Cystic fibrosis…..not just a lung disease.
Cystic fibrosis (CF) is a genetic disease that affects ~100,000 people worldwide and ~40,000 people in the United States. It mainly affects Caucasians, with 1 in 3000 babies being born with CF. Other demographics are affected by CF as well, with 1 in 17,000 African Americans and 1 in 31,000 Asian American babies being affected. This disease is caused by mutations in the cystic fibrosis transmembrane conductance regulator (cftr) gene, which encodes a chloride channel.
Clinically, adult CF patients typically suffer from severe lung disease, which often requires life-long treatments and sometimes, even lung transplants. Yet, what’s far less known, is that individuals with CF develop intestinal problems before and after birth. CF newborns have to be monitored closely for potential development of intestinal complications and blockage, called meconium ileus. If they do present with blockage, they must be treated urgently, to ensure survival. With the use of constant laxative supplementation, antibiotic regimens, and specialized diets, the intestinal component of CF disease is manageable, but constipation and distal intestinal obstruction syndrome persist through life.
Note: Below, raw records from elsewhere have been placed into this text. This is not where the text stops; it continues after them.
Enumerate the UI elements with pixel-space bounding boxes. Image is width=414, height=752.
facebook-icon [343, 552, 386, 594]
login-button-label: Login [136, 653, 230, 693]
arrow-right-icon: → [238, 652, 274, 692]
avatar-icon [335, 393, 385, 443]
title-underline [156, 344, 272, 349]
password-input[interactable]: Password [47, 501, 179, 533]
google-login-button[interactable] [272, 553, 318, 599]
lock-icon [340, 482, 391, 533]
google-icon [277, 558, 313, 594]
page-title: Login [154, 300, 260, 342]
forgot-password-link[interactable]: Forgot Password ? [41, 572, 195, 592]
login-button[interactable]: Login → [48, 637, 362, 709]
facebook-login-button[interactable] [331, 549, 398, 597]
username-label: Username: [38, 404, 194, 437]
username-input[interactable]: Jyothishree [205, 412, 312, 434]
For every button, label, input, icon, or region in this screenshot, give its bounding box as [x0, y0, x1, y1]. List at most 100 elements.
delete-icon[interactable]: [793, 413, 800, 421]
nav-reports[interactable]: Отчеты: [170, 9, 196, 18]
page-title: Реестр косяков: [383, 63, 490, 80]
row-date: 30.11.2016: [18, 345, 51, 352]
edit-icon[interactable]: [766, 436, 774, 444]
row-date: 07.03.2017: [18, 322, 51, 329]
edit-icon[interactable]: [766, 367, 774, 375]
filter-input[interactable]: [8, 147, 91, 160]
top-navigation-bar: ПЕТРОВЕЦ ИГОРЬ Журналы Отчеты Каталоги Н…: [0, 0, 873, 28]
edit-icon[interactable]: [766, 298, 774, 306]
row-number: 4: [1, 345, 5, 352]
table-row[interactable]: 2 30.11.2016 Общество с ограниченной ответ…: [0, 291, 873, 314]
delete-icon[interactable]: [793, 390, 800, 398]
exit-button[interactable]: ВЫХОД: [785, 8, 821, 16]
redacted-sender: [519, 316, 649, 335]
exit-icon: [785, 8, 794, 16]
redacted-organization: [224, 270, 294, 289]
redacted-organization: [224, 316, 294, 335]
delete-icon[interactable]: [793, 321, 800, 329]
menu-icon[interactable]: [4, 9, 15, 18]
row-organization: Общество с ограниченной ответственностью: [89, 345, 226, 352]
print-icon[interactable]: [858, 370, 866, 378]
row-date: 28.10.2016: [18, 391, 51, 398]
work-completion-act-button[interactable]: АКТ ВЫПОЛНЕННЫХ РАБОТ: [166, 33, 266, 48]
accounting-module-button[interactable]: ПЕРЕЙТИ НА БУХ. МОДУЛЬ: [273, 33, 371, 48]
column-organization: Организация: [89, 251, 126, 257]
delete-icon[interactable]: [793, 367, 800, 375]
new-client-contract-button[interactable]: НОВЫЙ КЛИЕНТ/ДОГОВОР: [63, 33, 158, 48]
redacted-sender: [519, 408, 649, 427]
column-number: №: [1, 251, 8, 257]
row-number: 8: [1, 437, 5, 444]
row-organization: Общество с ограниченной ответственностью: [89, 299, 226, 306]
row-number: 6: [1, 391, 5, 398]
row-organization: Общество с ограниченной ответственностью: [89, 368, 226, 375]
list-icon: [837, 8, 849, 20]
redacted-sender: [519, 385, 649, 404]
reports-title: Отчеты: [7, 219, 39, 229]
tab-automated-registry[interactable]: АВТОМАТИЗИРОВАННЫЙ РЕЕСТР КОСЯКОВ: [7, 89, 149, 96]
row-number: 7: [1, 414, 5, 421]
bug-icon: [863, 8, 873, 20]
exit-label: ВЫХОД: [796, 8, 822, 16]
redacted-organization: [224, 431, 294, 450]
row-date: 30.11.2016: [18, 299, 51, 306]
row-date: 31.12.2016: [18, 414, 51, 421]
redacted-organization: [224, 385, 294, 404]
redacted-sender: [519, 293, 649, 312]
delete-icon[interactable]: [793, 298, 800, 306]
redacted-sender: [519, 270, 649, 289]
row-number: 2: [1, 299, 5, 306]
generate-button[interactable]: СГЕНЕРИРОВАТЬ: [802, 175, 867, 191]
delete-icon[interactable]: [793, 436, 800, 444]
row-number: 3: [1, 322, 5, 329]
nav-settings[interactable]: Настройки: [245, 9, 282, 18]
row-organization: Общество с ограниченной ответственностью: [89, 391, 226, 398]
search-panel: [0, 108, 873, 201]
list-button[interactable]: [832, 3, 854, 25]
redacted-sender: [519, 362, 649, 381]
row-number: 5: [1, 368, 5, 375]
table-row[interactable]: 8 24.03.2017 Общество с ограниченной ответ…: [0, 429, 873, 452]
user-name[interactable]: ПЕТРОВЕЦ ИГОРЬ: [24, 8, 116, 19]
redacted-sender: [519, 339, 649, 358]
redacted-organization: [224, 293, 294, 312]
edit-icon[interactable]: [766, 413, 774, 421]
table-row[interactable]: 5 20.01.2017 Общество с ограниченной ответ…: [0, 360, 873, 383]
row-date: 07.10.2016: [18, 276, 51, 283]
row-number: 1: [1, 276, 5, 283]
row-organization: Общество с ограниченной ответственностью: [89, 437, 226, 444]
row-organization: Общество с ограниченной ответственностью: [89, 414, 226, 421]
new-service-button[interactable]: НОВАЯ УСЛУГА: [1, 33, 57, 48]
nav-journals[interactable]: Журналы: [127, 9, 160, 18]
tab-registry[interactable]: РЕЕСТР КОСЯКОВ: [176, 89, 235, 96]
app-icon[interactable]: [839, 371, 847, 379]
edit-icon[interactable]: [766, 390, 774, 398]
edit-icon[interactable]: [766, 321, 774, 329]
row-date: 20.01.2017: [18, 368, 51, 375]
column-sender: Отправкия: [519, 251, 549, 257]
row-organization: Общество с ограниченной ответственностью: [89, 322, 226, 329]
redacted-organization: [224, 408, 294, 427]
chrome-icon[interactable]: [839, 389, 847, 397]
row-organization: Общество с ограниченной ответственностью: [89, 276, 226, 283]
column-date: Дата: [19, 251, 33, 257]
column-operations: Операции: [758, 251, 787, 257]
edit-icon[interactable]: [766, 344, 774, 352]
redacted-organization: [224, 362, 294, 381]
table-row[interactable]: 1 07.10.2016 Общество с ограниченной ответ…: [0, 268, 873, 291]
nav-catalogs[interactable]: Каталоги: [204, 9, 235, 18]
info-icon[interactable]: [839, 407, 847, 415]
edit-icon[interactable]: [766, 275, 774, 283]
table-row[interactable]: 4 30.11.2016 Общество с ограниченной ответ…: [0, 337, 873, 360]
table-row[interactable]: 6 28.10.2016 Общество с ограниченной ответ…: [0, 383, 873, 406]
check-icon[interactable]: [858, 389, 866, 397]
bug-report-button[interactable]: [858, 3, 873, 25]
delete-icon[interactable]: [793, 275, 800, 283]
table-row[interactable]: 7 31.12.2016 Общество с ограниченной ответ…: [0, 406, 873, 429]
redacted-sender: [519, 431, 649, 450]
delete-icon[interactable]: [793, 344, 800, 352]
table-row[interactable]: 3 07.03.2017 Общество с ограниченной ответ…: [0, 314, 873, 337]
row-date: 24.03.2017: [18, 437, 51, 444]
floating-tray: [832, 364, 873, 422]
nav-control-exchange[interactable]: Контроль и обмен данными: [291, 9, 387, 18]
Furthermore, bacterial overgrowth in the small intestine (SI) and bacterial dysbiosis in the large intestine (LI) constitute a major condition in CF.
CF intestinal dysbiosis
Studies have looked at the microbiota of various CF models, from human, to rabbits, mice and ferrets. All studies conclusively state that CF individuals/models have an altered microbiota when compared to their healthy cohorts. Studies also found that they have less diversity in the bacterial taxa present, indicating an unhealthy gut milieu.
Our study investigated this matter from a different angle to address if the immune system had any part in the intestinal disease of CF.
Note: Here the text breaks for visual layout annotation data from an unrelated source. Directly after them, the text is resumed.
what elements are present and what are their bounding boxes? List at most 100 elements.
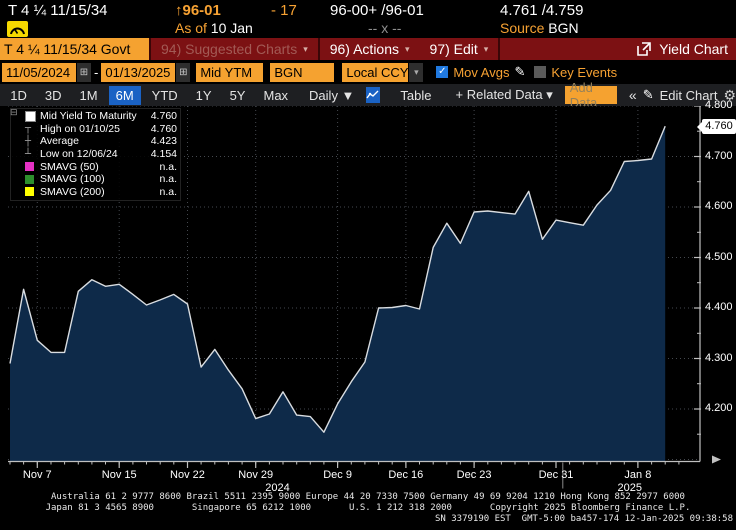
line-chart-icon [366, 90, 380, 100]
chevron-down-icon: ▾ [303, 44, 308, 55]
period-dropdown[interactable]: Daily ▼ [303, 88, 360, 103]
legend-row[interactable]: SMAVG (200)n.a. [25, 186, 177, 199]
y-axis-label: 4.400 [705, 301, 736, 313]
terminal-footer: Australia 61 2 9777 8600 Brazil 5511 239… [0, 492, 736, 530]
legend-row[interactable]: ┬High on 01/10/254.760 [25, 123, 177, 136]
bid-ask: 96-00+ /96-01 [330, 2, 424, 19]
security-ticker: T 4 ¼ 11/15/34 [8, 2, 108, 19]
mov-avgs-checkbox[interactable]: ✓ [436, 66, 448, 78]
market-size: -- x -- [368, 20, 401, 36]
legend-value: 4.760 [143, 123, 177, 135]
pencil-icon[interactable]: ✎ [514, 64, 525, 80]
legend-swatch [25, 111, 40, 122]
legend-label: SMAVG (100) [40, 173, 143, 185]
as-of: As of 10 Jan [175, 20, 253, 36]
field-selector[interactable]: Mid YTM [196, 63, 263, 82]
footer-phones-1: Australia 61 2 9777 8600 Brazil 5511 239… [0, 492, 736, 503]
suggested-charts-menu[interactable]: 94) Suggested Charts▾ [151, 38, 318, 60]
mov-avgs-label: Mov Avgs [453, 65, 509, 80]
chart-controls-bar: 11/05/2024 ⊞ - 01/13/2025 ⊞ Mid YTM BGN … [0, 60, 736, 84]
legend-row[interactable]: SMAVG (50)n.a. [25, 160, 177, 173]
range-tab-3d[interactable]: 3D [38, 86, 69, 105]
key-events-label: Key Events [551, 65, 617, 80]
pencil-icon[interactable]: ✎ [643, 87, 654, 103]
chart-toolbar: 1D3D1M6MYTD1Y5YMax Daily ▼ Table + Relat… [0, 84, 736, 106]
security-tab[interactable]: T 4 ¼ 11/15/34 Govt [0, 38, 149, 60]
chart-legend[interactable]: ⊟ Mid Yield To Maturity4.760┬High on 01/… [10, 108, 181, 201]
page-title-area: Yield Chart [637, 38, 736, 60]
x-axis-label: Nov 22 [170, 469, 205, 481]
date-from-input[interactable]: 11/05/2024 [2, 63, 76, 82]
range-tab-max[interactable]: Max [256, 86, 295, 105]
legend-row[interactable]: Mid Yield To Maturity4.760 [25, 110, 177, 123]
key-events-checkbox[interactable] [534, 66, 546, 78]
y-axis-label: 4.500 [705, 251, 736, 263]
footer-phones-2: Japan 81 3 4565 8900 Singapore 65 6212 1… [0, 503, 736, 514]
x-axis-label: Dec 23 [457, 469, 492, 481]
legend-rows: Mid Yield To Maturity4.760┬High on 01/10… [25, 110, 177, 198]
legend-marker-icon: ┴ [25, 149, 40, 160]
legend-label: SMAVG (200) [40, 186, 143, 198]
legend-value: n.a. [143, 161, 177, 173]
x-axis-label: Dec 31 [539, 469, 574, 481]
x-axis-label: Dec 9 [323, 469, 352, 481]
calendar-icon[interactable]: ⊞ [175, 63, 190, 82]
legend-label: Mid Yield To Maturity [40, 110, 143, 122]
legend-row[interactable]: SMAVG (100)n.a. [25, 173, 177, 186]
pricing-source-input[interactable]: BGN [270, 63, 334, 82]
y-axis-label: 4.700 [705, 150, 736, 162]
legend-collapse-icon[interactable]: ⊟ [10, 107, 18, 118]
yield-chart-plot[interactable]: 4.2004.3004.4004.5004.6004.7004.800Nov 7… [0, 106, 736, 492]
range-tab-1y[interactable]: 1Y [189, 86, 219, 105]
y-axis-label: 4.800 [705, 99, 736, 111]
price-up-arrow-icon: ↑ [175, 2, 183, 19]
legend-row[interactable]: ┼Average4.423 [25, 135, 177, 148]
legend-marker-icon: ┼ [25, 136, 40, 147]
export-icon[interactable] [637, 42, 651, 56]
add-data-input[interactable]: Add Data [565, 86, 617, 104]
legend-swatch [25, 175, 40, 184]
yield-pair: 4.761 /4.759 [500, 2, 583, 19]
alert-gauge-icon[interactable] [7, 21, 28, 37]
range-tab-5y[interactable]: 5Y [223, 86, 253, 105]
range-tabs: 1D3D1M6MYTD1Y5YMax [1, 86, 297, 105]
range-tab-ytd[interactable]: YTD [145, 86, 185, 105]
y-axis-label: 4.600 [705, 200, 736, 212]
legend-swatch [25, 187, 40, 196]
x-axis-label: Nov 7 [23, 469, 52, 481]
legend-row[interactable]: ┴Low on 12/06/244.154 [25, 148, 177, 161]
range-tab-1d[interactable]: 1D [3, 86, 34, 105]
legend-label: High on 01/10/25 [40, 123, 143, 135]
collapse-panel-button[interactable]: « [623, 87, 643, 103]
price-source: Source BGN [500, 20, 579, 36]
range-tab-6m[interactable]: 6M [109, 86, 141, 105]
footer-session-info: SN 3379190 EST GMT-5:00 ba457-174 12-Jan… [0, 514, 736, 525]
last-price: ↑96-01 [175, 2, 221, 19]
y-axis-label: 4.200 [705, 402, 736, 414]
x-axis-label: Jan 8 [624, 469, 651, 481]
actions-menu[interactable]: 96) Actions▾ [320, 38, 420, 60]
x-axis-label: Nov 29 [238, 469, 273, 481]
chart-type-button[interactable] [366, 87, 380, 103]
calendar-icon[interactable]: ⊞ [76, 63, 91, 82]
chevron-down-icon: ▾ [405, 44, 410, 55]
legend-value: 4.760 [143, 110, 177, 122]
edit-menu[interactable]: 97) Edit▾ [420, 38, 499, 60]
last-value-tag: 4.760 [702, 119, 736, 134]
legend-label: SMAVG (50) [40, 161, 143, 173]
chevron-down-icon[interactable]: ▾ [409, 63, 423, 82]
quote-header: T 4 ¼ 11/15/34 ↑96-01 - 17 96-00+ /96-01… [0, 0, 736, 38]
table-button[interactable]: Table [394, 88, 437, 103]
range-tab-1m[interactable]: 1M [73, 86, 105, 105]
related-data-dropdown[interactable]: + Related Data ▾ [450, 87, 559, 103]
legend-label: Average [40, 135, 143, 147]
legend-value: 4.154 [143, 148, 177, 160]
y-axis-label: 4.300 [705, 352, 736, 364]
currency-selector[interactable]: Local CCY [342, 63, 408, 82]
date-range-separator: - [91, 65, 101, 80]
date-to-input[interactable]: 01/13/2025 [101, 63, 175, 82]
legend-label: Low on 12/06/24 [40, 148, 143, 160]
legend-value: 4.423 [143, 135, 177, 147]
gauge-glyph [9, 23, 26, 36]
legend-marker-icon: ┬ [25, 123, 40, 134]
Our lab generated 3 immune knockout mouse models to directly assess how the loss of CFTR on neutrophils (Neu-CF), macrophages (Mac-CF), and myeloid lineage cells (Mye-CF) contributed to the altered microbiota in CF mice. We found that the immune defect does play a role in influencing the intestinal microbiota, as the Neu-CF mice and Mye-CF mice had differing taxa when compared to WT mice.
We also saw that when CFTR was non-functional on all myeloid lineage cells (Mye-CF), the microbiota of these mice was more similar to the microbiota of CF mice (Pan-CF; whole body CFTR deletion) when measuring the bacterial population evenness (Shannon Index), and the phylogenetic diversity (Faith’s PD) of the bacterial taxa.
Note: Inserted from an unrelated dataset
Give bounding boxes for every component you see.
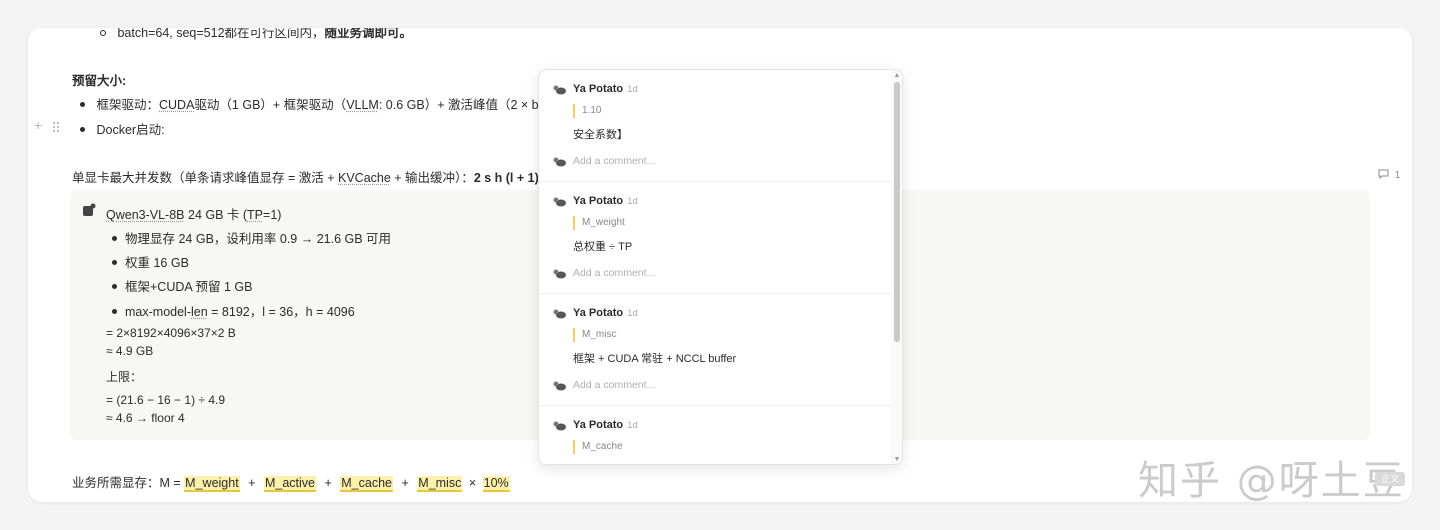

To take things a bit further, we performed bone marrow transplantation (BMT) on sibling CF and WT mice. This allowed us to control for any genetic differences in the mice. We created 3 BMT conditions: WT bone marrow (BM) given to WT mice (WT-to-WT); WT BM given to CF mice (WT-to-CF); and CF BM given to CF mice (CF-to-CF).
By doing this, we were able to directly assess how the immune defect contributes to changes in the microbiota by comparing WT-to-CF vs CF-to-CF. These mice have the same epithelia (CF) but now the WT-to-CF mice have a WT (CFTR+/+) immune system.
To compare how the epithelial defect contributes to the altered microbiota, we compared WT-to-WT vs WT-to-CF. These mice both have functional CFTR on their immune cells, but the CF mice (WT-to-CF) still have non-functional CFTR on their epithelia.
What we found was that the immune defect contributed the most to the altered gut microbiota in the small intestine. This suggests that the altered taxa seen in the small intestine is due to the ill functioning immune system. Interestingly, we also performed bacterial predictive functional analysis using PICRUSt2 and saw that when comparing WT-to-CF vs CF-to-CF mice, bacterial predictive functions involved in bacterial virulence were decreased in the WT-to-CF mice. Suggesting the healthy immune system selected for healthier and less virulent bacteria.
When looking at WT-to-WT vs WT-to-CF comparisons, we see that the epithelial defect contributed the most to the difference in taxa in the large intestine. Thus, both of these findings suggest that the immune defect and epithelial defect play a role in the altered gut microbiota seen in CF individuals and animal models.
Here, we see that both the epithelial defect and the immune defect contribute to the CF intestinal disease and need to be equally investigated in future studies. These findings help to broaden the current knowledge and scope of CF research today. By understanding how the loss of a functional CFTR contributes to altered immune function and influences the gut microbiome, scientists can continue to make bounds in finding a cure for CF.